In contrast, a dynamic character is one who changes and grows as a story’s plot progresses. Ideally, a story’s protagonist is a dynamic character, but this isn’t always the case. The antagonist and minor characters can be dynamic as well.


A flat character is one who doesn’t have a well-developed backstory, personality, or motivations. It is not the same as a static character, though a character can be both static and flat. When a main character is flat, they can feel two-dimensional and unsatisfying. However, flatness can be appropriate for a minor character, especially one who plays a small role in the story.


A round character is the opposite of a flat character: They have a complex, well-rounded personality and motivations. Round characters, like dynamic characters, change over the course of their stories. While a character can be both, the difference between a dynamic character and a round one is that, while a dynamic character is defined by their change, a round character is more defined by their nuance.
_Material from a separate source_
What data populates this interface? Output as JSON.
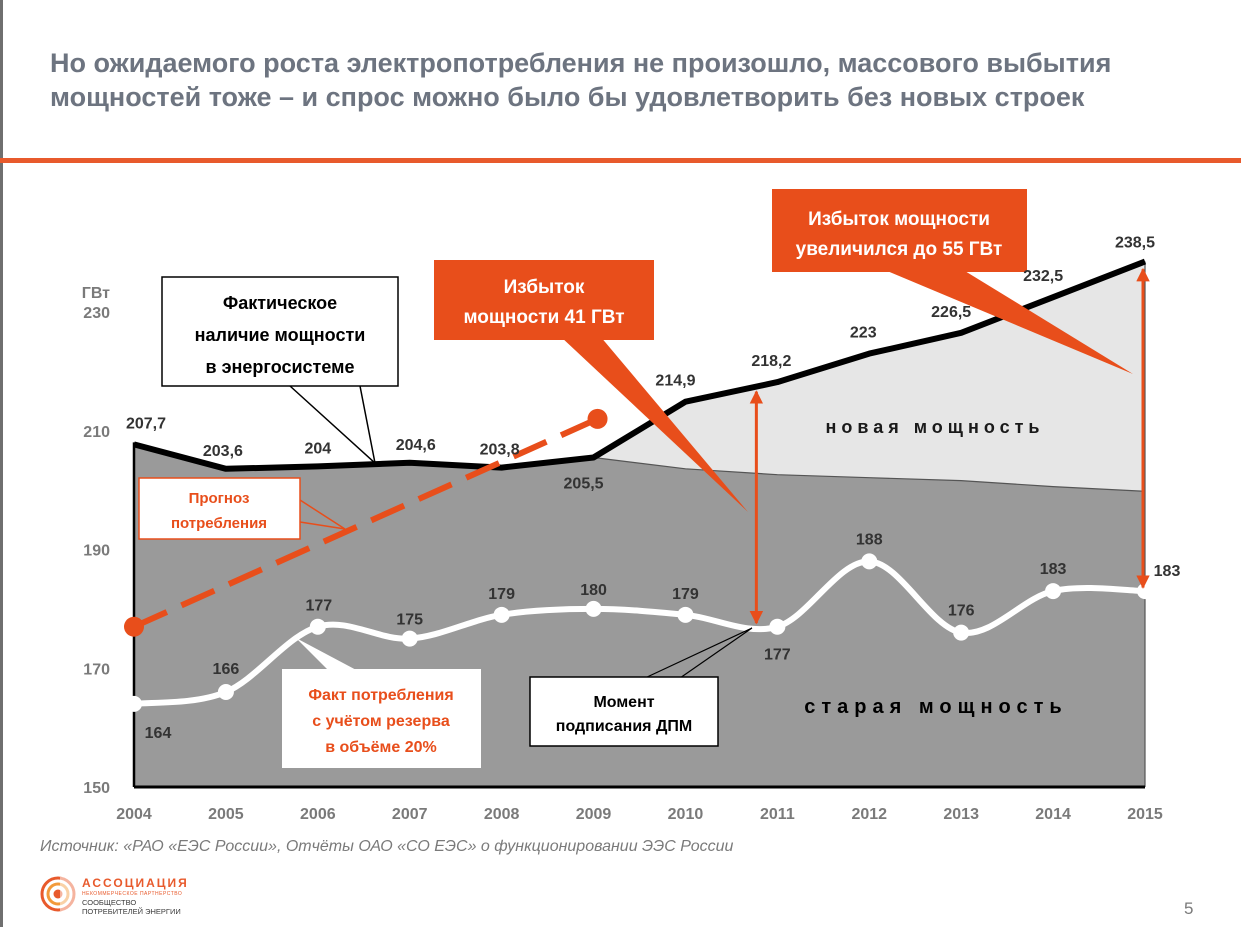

Stock characters are archetypal characters with fixed but often predictable personality traits. Think of examples like the wise old sage or the bubbly best friend.

Archetypes of characters

Characters can fit into various archetypes. The sage, a character who seeks wisdom and serves as a guide for others, is one example, and the bubbly best friend who provides insight alongside comic relief may fit into the Jester archetype. Other character archetypes include:

  • The hero, a confident, motivated character who is driven by something greater than themselves.
  • The creator, a focused, willful character whose conviction drives them to create.
  • The lover, a romantic character who follows their heart.
  • The innocent, a naive, childlike character driven by good intentions.
  • The magician, a powerful, sometimes arrogant character whose incredible skills drive their actions.
  • The everyman, a relatable character in whom the reader can easily see themselves.

Literary character examples

  • Winston Smith, the everyman protagonist in George Orwell’s 1984.
  • Elphaba, the protagonist in Gregory Maguire’s Wicked and the antagonist in L. Frank Baum’s The Wonderful Wizard of Oz, in which she is known as the Wicked Witch of the West.
  • Jung Dae-hyun, a supporting character and the husband of the protagonist in Cho Nam-joo’s Kim Ji-Young, Born 1982.
  • Lindo Jong, one of the eight protagonists in Amy Tan’s The Joy Luck Club.
  • Scout Finch, the narrator and protagonist in Harper Lee’s To Kill a Mockingbird.
  • Count Olaf, the antagonist in Lemony Snicket’s A Series of Unfortunate Events series.

Literary character FAQs

What is a literary character?

A literary character is a fictional figure who engages with a story’s narrative and plot.

What are some examples of literary characters?

  • Matilda from Roald Dahl’s Matilda
  • Bilbo Baggins from J.R.R. Tolkien’s The Hobbit
  • George W. Hurstwood in Theodore Dreiser’s Sister Carrie

What are the different kinds of literary characters?

Major characters include the protagonist and antagonist. Minor characters can fall into a variety of categories, such as foils or static, stock, dynamic, and round characters.